NPCが運営する脱炭素に挑戦する農家の商品を販売するサイトーつなぐ市場に参加している、きりり農園(東京都・瑞穂町)もその一つです。きりり農園では、サポーター会員が年額数万円を前払いして、獲れた分をもらいます。規格品だけでなく、市場でははじかれ、捨てられてしまうB品と呼ばれる規格外の野菜も、きりり農園とサポーターの信頼関係の中で、有効に活用されています。

きりり農園のCSAを知りたい方は、つなぐ市場できりり農園の記事をぜひご覧ください。

きりり農園の記事を読む。ゼロCO2彩りじゃがいもをECで買う。太陽光で育てた無農薬有機ブルーベリーの収穫体験にEV(電気自動車)で行くツアーに参加する。

 

海外の状況

CSAはアメリカで 1980 年代に最初 に始まったとされ、現在では欧米を中心に世界的な拡がりをみせています。フランスでも、2001年からAMAP(Une association pour le maintien d’une agriculture paysanne)という仕組みが発達し、パリなどの大都市で市民から人気を博しています、農家の数が限られる中、消費者が順番待ちになっているという記事もあります。

循環型経済・社会へのパラダイムシフトの中で、日本でも様々な方々が尽力しCSAが徐々に普及・浸透しつつあります。
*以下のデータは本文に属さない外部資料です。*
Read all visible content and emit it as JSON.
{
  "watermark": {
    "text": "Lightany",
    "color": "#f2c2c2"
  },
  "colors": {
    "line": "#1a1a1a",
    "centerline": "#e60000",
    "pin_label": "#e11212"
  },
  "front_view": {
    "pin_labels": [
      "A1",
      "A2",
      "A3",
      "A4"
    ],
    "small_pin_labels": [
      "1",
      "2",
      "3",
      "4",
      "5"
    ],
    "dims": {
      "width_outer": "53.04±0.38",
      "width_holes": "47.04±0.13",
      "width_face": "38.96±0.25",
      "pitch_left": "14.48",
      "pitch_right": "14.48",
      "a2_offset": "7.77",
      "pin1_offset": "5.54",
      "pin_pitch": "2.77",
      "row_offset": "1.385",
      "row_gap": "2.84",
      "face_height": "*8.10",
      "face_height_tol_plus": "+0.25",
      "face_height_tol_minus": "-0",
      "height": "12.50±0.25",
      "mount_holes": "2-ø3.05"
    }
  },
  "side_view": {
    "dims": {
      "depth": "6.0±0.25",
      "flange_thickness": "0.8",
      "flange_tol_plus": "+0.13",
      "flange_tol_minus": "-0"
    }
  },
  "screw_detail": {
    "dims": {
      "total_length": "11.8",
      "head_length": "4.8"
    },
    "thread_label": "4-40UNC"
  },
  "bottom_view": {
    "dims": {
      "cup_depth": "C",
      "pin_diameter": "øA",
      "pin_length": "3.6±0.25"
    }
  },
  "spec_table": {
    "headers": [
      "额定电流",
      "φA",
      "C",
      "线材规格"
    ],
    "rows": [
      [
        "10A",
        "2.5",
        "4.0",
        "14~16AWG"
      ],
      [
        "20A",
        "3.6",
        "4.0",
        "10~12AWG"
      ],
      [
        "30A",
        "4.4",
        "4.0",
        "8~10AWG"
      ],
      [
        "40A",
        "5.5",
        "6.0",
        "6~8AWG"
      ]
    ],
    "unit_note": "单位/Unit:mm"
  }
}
農研機構がCSA(地域支援型農業)導入の手引き)にいくつかの事例が掲載されています。

農林水産省が発行した、「農」を支える多様な連携軸の構築でも大きく紹介され、農林水産政策研究所は事例調査にみるCSAと農業・農村の機能・価値との関係性を出版しています。

 

 

GREEN & FOOD

緑の食料システム戦略

緑の食料システム戦略は、食料・農林水産業の生産力向上と持続性の両立をイノベーションで実現することを目的としています。

緑の食料システム戦略
我が国の食料・農林水産業は、大規模自然災害・地球温暖化、生産者の減少等の生産基盤の脆弱化・地域コミュニティの衰退、新型コロナを契機とした生産・消費の変化などの政策課題に直面しており、将来にわたって食料の安定供給を図るためには、災害や温暖化に強く、生産者の減少やポストコロナも見据えた農林水産行政を推進していく必要があります。 このような中、健康な食生活や持続的な生産・消費の活発化やESG投資市場の拡大に加え、諸外国でも環境や健康に関する戦略を策定するなどの動きが見られます。今後、このようなSDGsや環境を重視する国内外の動きが加速していくと見込まれる中、我が国の食料・農林水産業においてもこれらに的確に対応し、持続可能な食料システムを構築することが急務となっています。 このため、農林水産省では、「みどりの食料システム戦略」を策定しました。